The US Congress has overwhelmingly passed a bill to add a federal holiday to the calendar marking Juneteenth – the end of slavery in the nation.
The House of Representatives backed the legislation by 415-14, a day after it was unanimously approved by the Senate.
It is the first new federal holiday since Martin Luther King Jr Day was established in 1983.
Juneteenth marks the day on 19 June 1865 when enslaved black people in Texas learned they had been freed.
The measure now heads to the White House to be enacted into law.
President Joe Biden’s fellow Democrats sponsored the measure and it cruised through Congress with unexpected speed in a rare show of bipartisanship.
Representative Sheila Jackson Lee, a Texas Democrat, spoke during the House floor debate before a photo showing a man’s back scarred from whippings during slavery.
She said the Juneteenth federal holiday was brought forward to “commemorate the end of chattel slavery, America’s original sin, and to bring about celebration”.
Fourteen House Republicans voted against the bill.

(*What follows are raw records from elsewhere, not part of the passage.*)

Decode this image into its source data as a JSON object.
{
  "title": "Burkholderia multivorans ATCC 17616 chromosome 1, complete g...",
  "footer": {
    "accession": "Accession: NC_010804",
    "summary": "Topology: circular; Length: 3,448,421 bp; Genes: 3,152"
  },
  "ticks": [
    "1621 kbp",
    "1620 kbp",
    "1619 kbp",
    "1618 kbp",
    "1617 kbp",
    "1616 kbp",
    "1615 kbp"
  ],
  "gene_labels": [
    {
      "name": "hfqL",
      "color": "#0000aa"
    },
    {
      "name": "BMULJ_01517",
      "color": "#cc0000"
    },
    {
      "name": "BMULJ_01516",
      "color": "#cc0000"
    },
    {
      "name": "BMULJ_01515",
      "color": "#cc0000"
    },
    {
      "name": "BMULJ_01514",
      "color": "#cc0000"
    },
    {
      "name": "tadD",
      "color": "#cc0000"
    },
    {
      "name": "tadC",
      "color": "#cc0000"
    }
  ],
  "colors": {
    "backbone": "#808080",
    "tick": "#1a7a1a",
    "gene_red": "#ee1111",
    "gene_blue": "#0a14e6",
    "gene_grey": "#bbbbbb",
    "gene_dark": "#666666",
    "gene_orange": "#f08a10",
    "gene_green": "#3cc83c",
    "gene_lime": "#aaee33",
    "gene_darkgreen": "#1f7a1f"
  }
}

One of them, Matt Rosendale of Montana, said the legislation was all about “identity politics”.
“Since I believe in treating everyone equally, regardless of race, and that we should be focused on what unites us rather than our differences, I will vote no,” he said.

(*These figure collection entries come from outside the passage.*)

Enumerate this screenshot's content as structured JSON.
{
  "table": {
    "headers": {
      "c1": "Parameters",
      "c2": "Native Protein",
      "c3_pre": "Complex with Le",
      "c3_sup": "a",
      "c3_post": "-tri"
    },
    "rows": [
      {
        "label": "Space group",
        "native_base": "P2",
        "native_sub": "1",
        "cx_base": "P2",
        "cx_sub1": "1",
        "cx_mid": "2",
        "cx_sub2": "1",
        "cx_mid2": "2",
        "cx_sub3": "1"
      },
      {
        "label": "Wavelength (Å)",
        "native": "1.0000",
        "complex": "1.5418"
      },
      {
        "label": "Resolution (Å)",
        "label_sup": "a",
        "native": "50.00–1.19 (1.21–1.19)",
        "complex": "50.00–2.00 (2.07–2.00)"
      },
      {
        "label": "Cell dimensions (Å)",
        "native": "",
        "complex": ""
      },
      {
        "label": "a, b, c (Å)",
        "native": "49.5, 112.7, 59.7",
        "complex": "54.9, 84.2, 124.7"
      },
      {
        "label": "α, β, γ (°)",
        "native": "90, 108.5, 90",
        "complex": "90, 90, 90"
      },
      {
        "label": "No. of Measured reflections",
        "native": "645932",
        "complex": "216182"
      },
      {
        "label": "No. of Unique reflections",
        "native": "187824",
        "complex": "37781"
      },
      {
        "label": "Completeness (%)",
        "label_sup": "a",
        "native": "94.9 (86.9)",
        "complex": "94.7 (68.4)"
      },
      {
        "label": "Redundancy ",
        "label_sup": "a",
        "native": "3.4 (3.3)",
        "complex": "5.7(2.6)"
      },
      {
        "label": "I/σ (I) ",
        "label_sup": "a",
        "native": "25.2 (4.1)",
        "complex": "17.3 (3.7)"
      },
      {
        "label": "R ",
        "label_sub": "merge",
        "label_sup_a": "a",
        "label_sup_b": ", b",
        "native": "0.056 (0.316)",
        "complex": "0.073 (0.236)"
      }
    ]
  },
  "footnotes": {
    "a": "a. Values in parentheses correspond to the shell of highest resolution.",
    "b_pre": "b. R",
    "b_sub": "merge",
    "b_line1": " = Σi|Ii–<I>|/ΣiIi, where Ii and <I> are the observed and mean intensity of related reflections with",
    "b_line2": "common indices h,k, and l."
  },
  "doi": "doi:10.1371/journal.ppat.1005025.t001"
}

Clay Higgins, a Louisiana Republican, said he would support the measure, even though he objected to the bill’s proposal to name the new holiday Juneteenth National Independence Day.
“Why would the Democrats want to politicise this by co-opting the name of our sacred holiday of Independence Day?” Higgins asked, arguing they should have instead used the word “emancipation”.
An attempt to pass the same bill last year foundered when a Republican senator objected to the annual cost, which he pegged at $600m (£430m). But no-one opposed the measure in the upper chamber on Monday when it was passed unanimously.
In 1980, Texas became the first state to observe Juneteenth as an official holiday. It is also a paid holiday for state employees in New York, Virginia and Washington.
It marks the day that US Army General Gordon Grainger formally told enslaved African-Americans in Galveston, Texas, that the American Civil War had ended two months earlier and they had been freed by the Emancipation Proclamation, enacted two-and-a-half years earlier by President Abraham Lincoln.